Baez’s “42” – Solving the first puzzle

In a blog post, John Baez proposes the following puzzle:

Consider solutions of

\displaystyle \frac{1}{p} + \frac{1}{q} + \frac{1}{r} = \frac{1}{2}

with positive integers p \le q \le r, and show that the largest possible value of r is 42.

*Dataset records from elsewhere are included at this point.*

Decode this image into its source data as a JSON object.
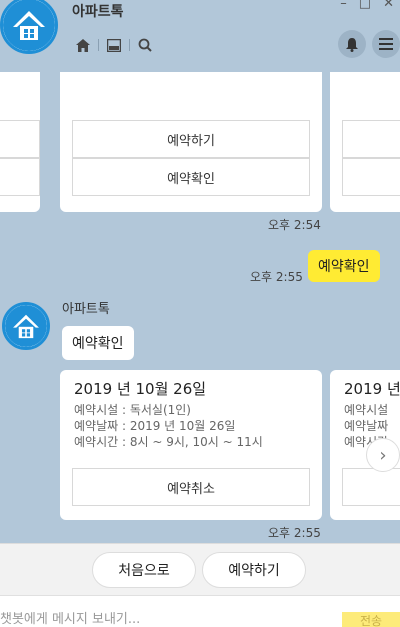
{
  "header": {
    "title": "아파트톡",
    "window_controls": [
      "–",
      "□",
      "✕"
    ],
    "icons": [
      "home-icon",
      "inbox-icon",
      "search-icon",
      "bell-icon",
      "menu-icon"
    ]
  },
  "chat": {
    "top_cards": {
      "middle": {
        "buttons": [
          "예약하기",
          "예약확인"
        ]
      }
    },
    "ts1": "오후 2:54",
    "user_bubble": "예약확인",
    "ts2": "오후 2:55",
    "bot_name": "아파트톡",
    "bot_bubble": "예약확인",
    "reservation_card": {
      "title": "2019 년 10월 26일",
      "facility": "예약시설 : 독서실(1인)",
      "date": "예약날짜 : 2019 년 10월 26일",
      "time": "예약시간 : 8시 ~ 9시, 10시 ~ 11시",
      "cancel_button": "예약취소"
    },
    "partial_card": {
      "title": "2019 년",
      "facility": "예약시설",
      "date": "예약날짜",
      "time": "예약시간"
    },
    "ts3": "오후 2:55"
  },
  "quick_replies": [
    "처음으로",
    "예약하기"
  ],
  "composer": {
    "placeholder": "챗봇에게 메시지 보내기...",
    "send_label": "전송"
  },
  "colors": {
    "header_bg": "#b2c7d9",
    "user_bubble": "#ffeb33",
    "brand_blue": "#1f8fd6"
  }
}
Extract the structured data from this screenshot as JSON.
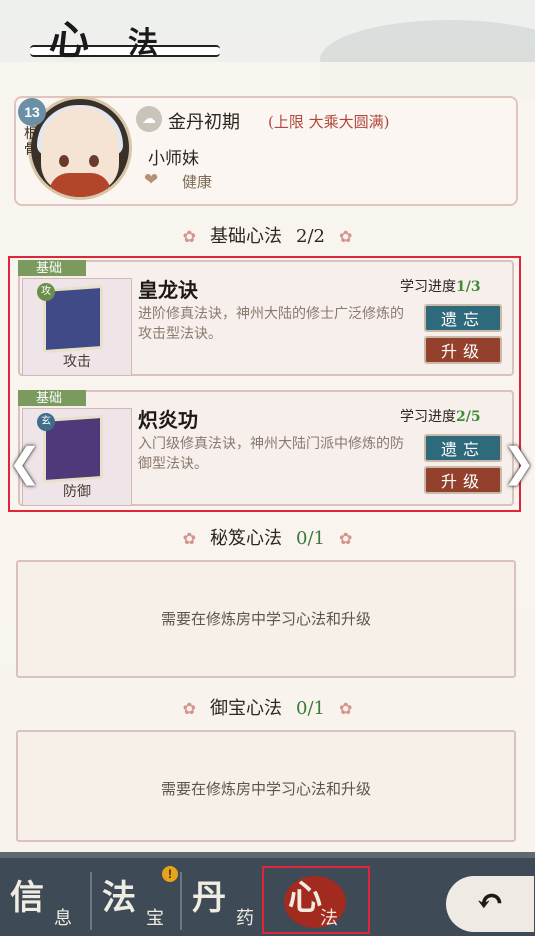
{
  "header": {
    "title_main": "心",
    "title_second": "法"
  },
  "profile": {
    "root_value": "13",
    "root_label": "根骨",
    "realm": "金丹初期",
    "realm_limit": "(上限 大乘大圆满)",
    "name": "小师妹",
    "status": "健康"
  },
  "sections": {
    "basic": {
      "title": "基础心法",
      "count": "2/2"
    },
    "secret": {
      "title": "秘笈心法",
      "count": "0/1"
    },
    "treasure": {
      "title": "御宝心法",
      "count": "0/1"
    }
  },
  "skills": [
    {
      "tag": "基础",
      "type_badge": "攻",
      "type": "攻击",
      "name": "皇龙诀",
      "desc": "进阶修真法诀，神州大陆的修士广泛修炼的攻击型法诀。",
      "progress_label": "学习进度",
      "progress_value": "1/3",
      "forget_label": "遗忘",
      "upgrade_label": "升级"
    },
    {
      "tag": "基础",
      "type_badge": "玄",
      "type": "防御",
      "name": "炽炎功",
      "desc": "入门级修真法诀，神州大陆门派中修炼的防御型法诀。",
      "progress_label": "学习进度",
      "progress_value": "2/5",
      "forget_label": "遗忘",
      "upgrade_label": "升级"
    }
  ],
  "empty_hint": "需要在修炼房中学习心法和升级",
  "tabs": [
    {
      "main": "信",
      "sub": "息"
    },
    {
      "main": "法",
      "sub": "宝"
    },
    {
      "main": "丹",
      "sub": "药"
    },
    {
      "main": "心",
      "sub": "法"
    }
  ],
  "alert_mark": "!",
  "icons": {
    "flower": "✿",
    "heart": "❤",
    "realm": "☁",
    "back": "↶",
    "prev": "❮",
    "next": "❯"
  },
  "colors": {
    "highlight": "#e0243a",
    "progress": "#3e8c33",
    "forget": "#2f6a7c",
    "upgrade": "#93402c",
    "tab_bar": "#3e4b56"
  }
}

We can start by writing the following simple Python program to solve the problem, using integer arithmetic to avoid floating point problems:

from itertools import count
for r in count(1):
    for q in xrange(1, r + 1):
        for p in xrange(1, q + 1):
            # 1/p + 1/q + 1/r = 1/2
            # qr + pr + pq = pqr/2
            # 2(qr + pr + pq) = pqr
            if 2*(q*r + p*r + p*q) == p*q*r:
                print p, q, r

This program shows us ten possible values (including 42 in the last triple),

6 6 6
4 8 8
5 5 10
4 6 12
3 12 12
3 10 15
3 9 18
4 5 20
3 8 24
3 7 42

but, as it’s trying to enumerate all integer triples, it doesn’t halt.

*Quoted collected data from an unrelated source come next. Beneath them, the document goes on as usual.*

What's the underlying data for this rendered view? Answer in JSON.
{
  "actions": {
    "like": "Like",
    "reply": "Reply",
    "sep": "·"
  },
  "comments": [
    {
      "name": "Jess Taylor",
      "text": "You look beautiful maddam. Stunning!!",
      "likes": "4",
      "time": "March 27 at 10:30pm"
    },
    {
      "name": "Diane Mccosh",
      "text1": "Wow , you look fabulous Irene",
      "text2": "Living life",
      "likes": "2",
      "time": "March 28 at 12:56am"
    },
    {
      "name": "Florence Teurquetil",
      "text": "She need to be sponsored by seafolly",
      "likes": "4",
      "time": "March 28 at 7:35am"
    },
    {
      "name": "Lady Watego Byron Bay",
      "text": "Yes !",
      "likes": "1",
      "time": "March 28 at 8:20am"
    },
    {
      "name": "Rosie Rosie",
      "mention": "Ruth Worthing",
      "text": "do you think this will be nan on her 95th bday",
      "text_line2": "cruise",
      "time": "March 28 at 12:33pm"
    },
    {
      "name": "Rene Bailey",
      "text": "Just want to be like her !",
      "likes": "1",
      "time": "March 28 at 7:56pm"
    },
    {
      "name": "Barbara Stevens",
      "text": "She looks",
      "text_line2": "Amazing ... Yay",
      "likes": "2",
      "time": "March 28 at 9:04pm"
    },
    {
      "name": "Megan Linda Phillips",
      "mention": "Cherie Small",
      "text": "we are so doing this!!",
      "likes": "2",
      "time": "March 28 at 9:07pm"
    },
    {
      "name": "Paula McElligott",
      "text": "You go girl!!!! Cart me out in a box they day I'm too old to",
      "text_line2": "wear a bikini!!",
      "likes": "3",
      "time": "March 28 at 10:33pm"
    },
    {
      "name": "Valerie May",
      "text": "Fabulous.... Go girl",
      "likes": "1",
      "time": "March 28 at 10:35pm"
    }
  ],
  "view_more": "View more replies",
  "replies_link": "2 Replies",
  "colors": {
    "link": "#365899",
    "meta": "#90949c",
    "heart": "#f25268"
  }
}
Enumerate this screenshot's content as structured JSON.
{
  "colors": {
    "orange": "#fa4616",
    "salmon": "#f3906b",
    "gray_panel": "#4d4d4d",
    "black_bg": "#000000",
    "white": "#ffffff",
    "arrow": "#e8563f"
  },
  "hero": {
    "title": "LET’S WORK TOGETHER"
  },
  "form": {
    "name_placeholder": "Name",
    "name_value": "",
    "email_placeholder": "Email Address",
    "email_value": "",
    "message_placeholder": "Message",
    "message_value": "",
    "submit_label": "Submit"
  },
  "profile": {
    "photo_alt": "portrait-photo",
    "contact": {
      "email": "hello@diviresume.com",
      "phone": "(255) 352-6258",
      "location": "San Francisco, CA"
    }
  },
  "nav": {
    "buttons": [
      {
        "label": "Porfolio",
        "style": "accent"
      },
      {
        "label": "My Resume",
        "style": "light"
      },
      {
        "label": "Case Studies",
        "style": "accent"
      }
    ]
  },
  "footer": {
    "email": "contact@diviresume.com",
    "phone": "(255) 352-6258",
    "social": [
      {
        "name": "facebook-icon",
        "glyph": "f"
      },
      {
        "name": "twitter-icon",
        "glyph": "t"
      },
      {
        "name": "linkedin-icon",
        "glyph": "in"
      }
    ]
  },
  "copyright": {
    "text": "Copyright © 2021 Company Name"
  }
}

To be sure not to miss any interesting integer triple, we must explore them more carefully:

from itertools import count
for p in count(1):
    # checks if we are leaving room for 1/q + 1/r
    # 1/p >= 1/2
    if 2 >= p:
        continue # we need smaller values of 1/p
    # checks if we can reach 1/2 with the biggest legal values for 1/q and 1/r
    # 1/p + 1/p + 1/p < 1/2
    if 3 * 2 < p: 
        break
    for q in count(p):
        # checks if we are leaving room for 1/r
        # 1/p + 1/q >= 1/2
        if 2 * (q + p) >= p * q: 
            continue
        # checks if we can reach 1/2 with the biggest legal value for 1/r
        # 1/p + 1/q + 1/q < 1/2
        if 2 * (q + 2 * p) < p * q:
            break
        for r in count(q):
            lhs = 2 * (q * r + p * r + p * q)
            rhs = p * q * r
            # 1/p + 1/q + 1/r > 1/2
            if lhs > rhs:
                continue
            # 1/p + 1/q + 1/r < 1/2
            elif lhs < rhs:
                break
            # 1/p + 1/q + 1/r = 1/2
            else:
                print p, q, r

The results are the same, but now we can be sure of having the whole solution.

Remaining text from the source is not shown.